In the midst of all the Keystone Cops slapstick last night, Zack Wheeler made his fourth start of the season and delivered a somewhat uneven performance.
It wasn’t bad, it wasn’t great, it was a step in the right direction.
“I’m happy about my outing, even though there were some low points,” Wheeler explained. “Falling behind, throwing 20 pitches per inning, then only going five. But I battled out there as best as I could and got a good result in that fifth.”
The Mets top prospect completed five innings, tossed 99 pitches, and allowed three runs – one earned – on seven hits, three walks and three strikeouts. He improved his record to 2-1 with a 4.29 ERA for the season.
In 21.0 innings pitched, Wheeler has allowed 21 hits and walked 13 while striking out 16 batters.

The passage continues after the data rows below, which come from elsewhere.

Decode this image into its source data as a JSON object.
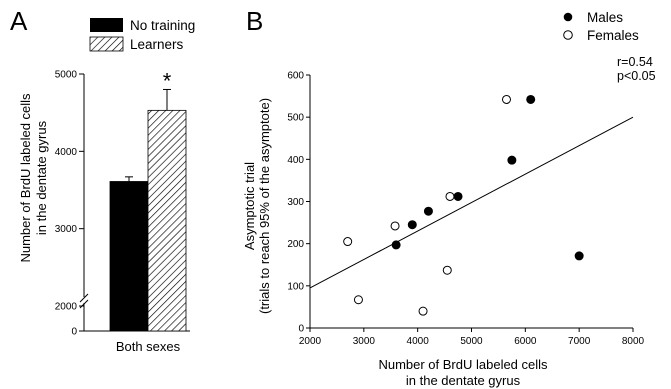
{
  "panels": {
    "a_letter": "A",
    "b_letter": "B"
  },
  "chart_data": [
    {
      "type": "bar",
      "categories": [
        "Both sexes"
      ],
      "series": [
        {
          "name": "No training",
          "values": [
            3610
          ],
          "error": [
            60
          ],
          "color": "#000000"
        },
        {
          "name": "Learners",
          "values": [
            4530
          ],
          "error": [
            270
          ],
          "pattern": "diagonal-hatch"
        }
      ],
      "ylabel": "Number of BrdU labeled cells in the dentate gyrus",
      "ylabel_lines": [
        "Number of BrdU labeled cells",
        "in the dentate gyrus"
      ],
      "yticks": [
        0,
        2000,
        3000,
        4000,
        5000
      ],
      "ylim": [
        2000,
        5000
      ],
      "axis_break": "between 0 and 2000",
      "significance": "*",
      "legend": "top-right",
      "grid": false
    },
    {
      "type": "scatter",
      "series": [
        {
          "name": "Males",
          "marker": "filled-circle",
          "x": [
            3600,
            3900,
            4200,
            4750,
            5750,
            6100,
            7000
          ],
          "y": [
            197,
            245,
            277,
            312,
            398,
            542,
            171
          ]
        },
        {
          "name": "Females",
          "marker": "open-circle",
          "x": [
            2700,
            2900,
            3580,
            4100,
            4550,
            4600,
            5650
          ],
          "y": [
            205,
            67,
            242,
            40,
            137,
            312,
            542
          ]
        }
      ],
      "fit_line": {
        "x": [
          2000,
          8000
        ],
        "y": [
          95,
          500
        ]
      },
      "xlabel": "Number of BrdU labeled cells in the dentate gyrus",
      "xlabel_lines": [
        "Number of BrdU labeled cells",
        "in the dentate gyrus"
      ],
      "ylabel": "Asymptotic trial (trials to reach 95% of the asymptote)",
      "ylabel_lines": [
        "Asymptotic trial",
        "(trials to reach 95% of the asymptote)"
      ],
      "xticks": [
        2000,
        3000,
        4000,
        5000,
        6000,
        7000,
        8000
      ],
      "yticks": [
        0,
        100,
        200,
        300,
        400,
        500,
        600
      ],
      "xlim": [
        2000,
        8000
      ],
      "ylim": [
        0,
        600
      ],
      "stats": [
        "r=0.54",
        "p<0.05"
      ],
      "legend": "top-right",
      "grid": false
    }
  ]
}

As I pointed out in my recap last night, Wheeler has shown a mental toughness and an ability to bear down when he needs to resulting in many stranded baserunners. It’s a trait that will serve him well as he continues to develop.
Going back to Spring Training, I emphasized on many occasions that the comparisons of Wheeler to Matt Harvey were unfounded and unfair. Harvey was polished college arm from one the greatest baseball programs in the country and zoomed to the majors in 18 months. Wheeler was a high school pitcher with a live arm, impressive but raw stuff, and was going to be a work in progress. Since his debut, that phrase has now suddenly become very popular when discussing Wheeler.
For now, Wheeler needs to focus on being more efficient. He’s getting his outs, but it’s taking far too many deep counts and his lack of command is the issue. Once he gets that problem licked, he’ll be able to go deeper into games and will stop handing the game to the bullpen by the fifth inning.
“100 pitches in five innings is a lot,” Collins said after the game. “In the fifth inning, he had to work out of a bases-loaded jam. That’s why we took him out. He probably had another inning in him. But when you had to work that hard to get out of that inning, that’s enough.”
All things considered, everyone was pleased with the young man’s performance. The velocity, the late movement, and the deception was all there. Now, all that remains for Wheeler is some aging – just like a good vintage wine.
Wheeler’s next assignment takes him to the West Coast where he will face the team that originally drafted him – the San Francisco Giants. Like most baseball players, Wheeler looks forward to doing his best against his former team and proving them wrong for not sticking with him.
“Yeah, it’s in the back of my head”, Wheeler said last night. “It would be nice to have a good outing there. Let’s put it that way.”